Tax repeal would cut revenues for urban renewal in Idaho

Published: February 16, 2013 

Urban renewal districts in Lewiston and Moscow would lose as much as 39 percent of their annual property tax revenues under a legislative proposal released for comment this week. The plan could cost Boise's agency 18 percent,

The plan would phase out the $141 million business personal property tax over six years. The state would reimburse local jurisdictions for about two-thirds of that revenue; however, urban renewal districts are specifically excluded from those payments.

Since the districts are established with local government approval - and since they divert property tax revenue from those local governments - some lawmakers feel it would be inappropriate to replace the lost revenue with state tax dollars.

The move would reduce by about $1.5 million the money Capital City Development Corp. in Boise's receives from 2012 taxes, CFO Todd Bunderson said.

It would cut property tax collections in Moscow's Legacy Crossing urban renewal district by about 15 percent over six years.
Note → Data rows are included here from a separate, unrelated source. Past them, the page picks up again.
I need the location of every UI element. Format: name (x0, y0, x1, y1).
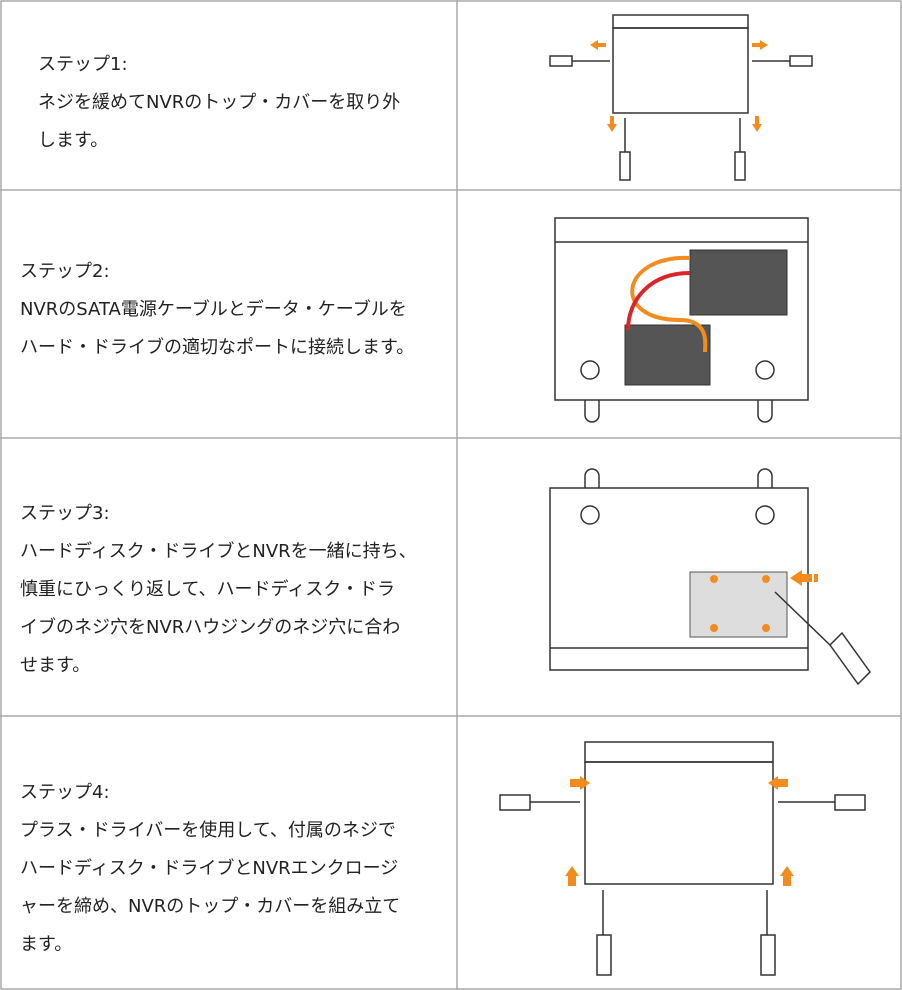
step-title: ステップ4: (20, 782, 110, 803)
step-line: ハードディスク・ドライブとNVRエンクロージ (20, 858, 399, 879)
step-line: NVRのSATA電源ケーブルとデータ・ケーブルを (20, 299, 407, 320)
step-title: ステップ1: (38, 54, 128, 75)
step-line: 慎重にひっくり返して、ハードディスク・ドラ (20, 579, 395, 600)
step-line: ハード・ドライブの適切なポートに接続します。 (20, 337, 415, 358)
step-text: ステップ2: NVRのSATA電源ケーブルとデータ・ケーブルを ハード・ドライブの適… (20, 253, 414, 367)
step-line: せます。 (20, 655, 91, 676)
step-line: ャーを締め、NVRのトップ・カバーを組み立て (20, 896, 401, 917)
step-text: ステップ1: ネジを緩めてNVRのトップ・カバーを取り外 します。 (38, 46, 400, 160)
step-line: ハードディスク・ドライブとNVRを一緒に持ち、 (20, 541, 417, 562)
step3-image (549, 468, 871, 686)
step1-image (549, 14, 813, 181)
step-title: ステップ2: (20, 261, 110, 282)
step-line: プラス・ドライバーを使用して、付属のネジで (20, 820, 396, 841)
step-line: ネジを緩めてNVRのトップ・カバーを取り外 (38, 92, 401, 113)
step4-image (499, 741, 866, 976)
step2-image (554, 217, 809, 423)
step-text: ステップ3: ハードディスク・ドライブとNVRを一緒に持ち、 慎重にひっくり返して、… (20, 495, 417, 685)
step-title: ステップ3: (20, 503, 110, 524)
step-line: ます。 (20, 934, 73, 955)
step-line: します。 (38, 130, 109, 151)
step-line: イブのネジ穴をNVRハウジングのネジ穴に合わ (20, 617, 401, 638)
step-text: ステップ4: プラス・ドライバーを使用して、付属のネジで ハードディスク・ドライブと… (20, 774, 400, 964)
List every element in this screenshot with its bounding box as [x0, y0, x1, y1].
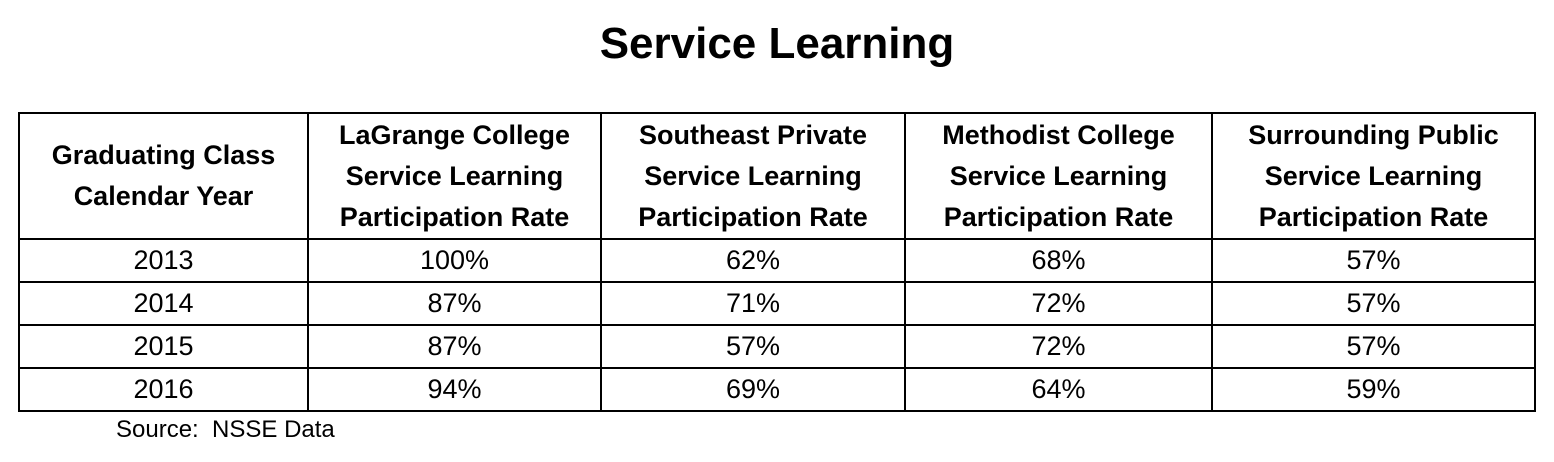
- table-cell: 94%: [307, 367, 602, 412]
- header-year: Graduating Class Calendar Year: [18, 112, 309, 240]
- table-cell: 72%: [904, 281, 1213, 326]
- header-line: Surrounding Public: [1248, 119, 1499, 150]
- header-southeast-private: Southeast Private Service Learning Parti…: [600, 112, 906, 240]
- table-cell: 72%: [904, 324, 1213, 369]
- table-cell: 57%: [1211, 324, 1536, 369]
- table-cell: 69%: [600, 367, 906, 412]
- header-line: Service Learning: [949, 160, 1168, 191]
- header-line: Southeast Private: [638, 119, 868, 150]
- table-cell: 87%: [307, 324, 602, 369]
- table-cell-year: 2014: [18, 281, 309, 326]
- table-cell: 71%: [600, 281, 906, 326]
- table-row: 2015 87% 57% 72% 57%: [18, 324, 1536, 369]
- source-note: Source: NSSE Data: [116, 416, 335, 443]
- table-row: 2013 100% 62% 68% 57%: [18, 238, 1536, 283]
- table-cell-year: 2013: [18, 238, 309, 283]
- header-lagrange: LaGrange College Service Learning Partic…: [307, 112, 602, 240]
- header-line: Service Learning: [345, 160, 564, 191]
- table-row: 2014 87% 71% 72% 57%: [18, 281, 1536, 326]
- table-cell: 100%: [307, 238, 602, 283]
- header-surrounding-public: Surrounding Public Service Learning Part…: [1211, 112, 1536, 240]
- page-title: Service Learning: [599, 19, 955, 68]
- header-line: Graduating Class: [51, 140, 276, 170]
- table-cell: 57%: [1211, 238, 1536, 283]
- table-cell: 57%: [600, 324, 906, 369]
- table-cell: 64%: [904, 367, 1213, 412]
- table-cell: 87%: [307, 281, 602, 326]
- header-line: Calendar Year: [73, 181, 254, 211]
- header-line: Participation Rate: [638, 201, 868, 232]
- header-methodist-college: Methodist College Service Learning Parti…: [904, 112, 1213, 240]
- service-learning-table: Graduating Class Calendar Year LaGrange …: [18, 112, 1536, 412]
- header-row: Graduating Class Calendar Year LaGrange …: [18, 112, 1536, 240]
- table-cell: 68%: [904, 238, 1213, 283]
- header-line: Service Learning: [1264, 160, 1483, 191]
- table-cell: 59%: [1211, 367, 1536, 412]
- table-cell-year: 2015: [18, 324, 309, 369]
- table-cell: 62%: [600, 238, 906, 283]
- table-cell: 57%: [1211, 281, 1536, 326]
- header-line: Participation Rate: [1258, 201, 1489, 232]
- header-line: Participation Rate: [943, 201, 1174, 232]
- header-line: Methodist College: [942, 119, 1175, 150]
- header-line: Participation Rate: [339, 201, 570, 232]
- table-row: 2016 94% 69% 64% 59%: [18, 367, 1536, 412]
- header-line: Service Learning: [644, 160, 862, 191]
- table-cell-year: 2016: [18, 367, 309, 412]
- header-line: LaGrange College: [338, 119, 571, 150]
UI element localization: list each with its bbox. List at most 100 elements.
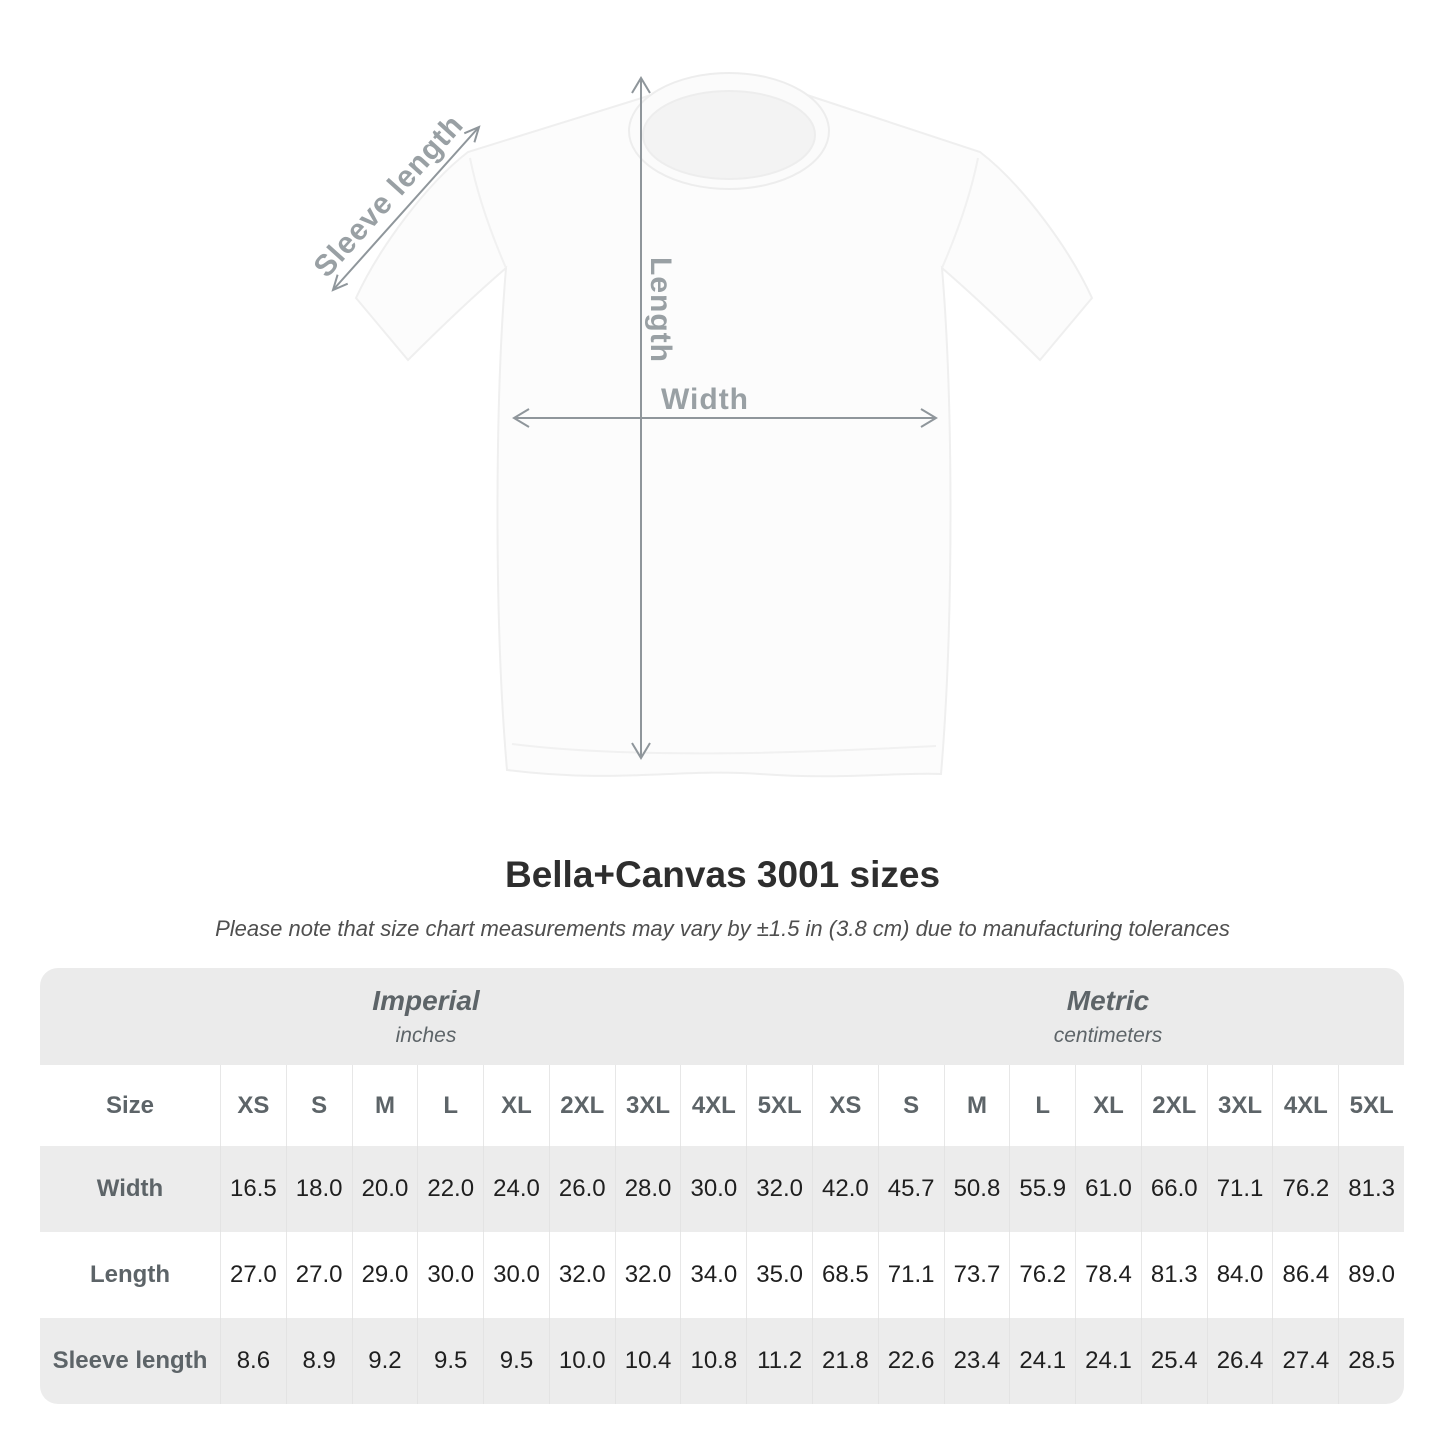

The Alturas Technology Park would lose 23 percent, or about $86,000 per year, according to a 2012 report from the Idaho State Tax Commission.

Lawmakers are often skeptical about the benefits of urban renewal districts, but Lewiston Community Development Director Laura Von Tersch said they're one of the few tools cities have for replacing and improving infrastructure. They capture incremental tax revenue from new development and increasing market values and reinvest that money in the district.

Lawmakers debated an unrelated bill Thursday that would have made it more difficult for urban renewal agencies to establish new districts.

The House Local Government Committee killed that measure on a 9-4 vote.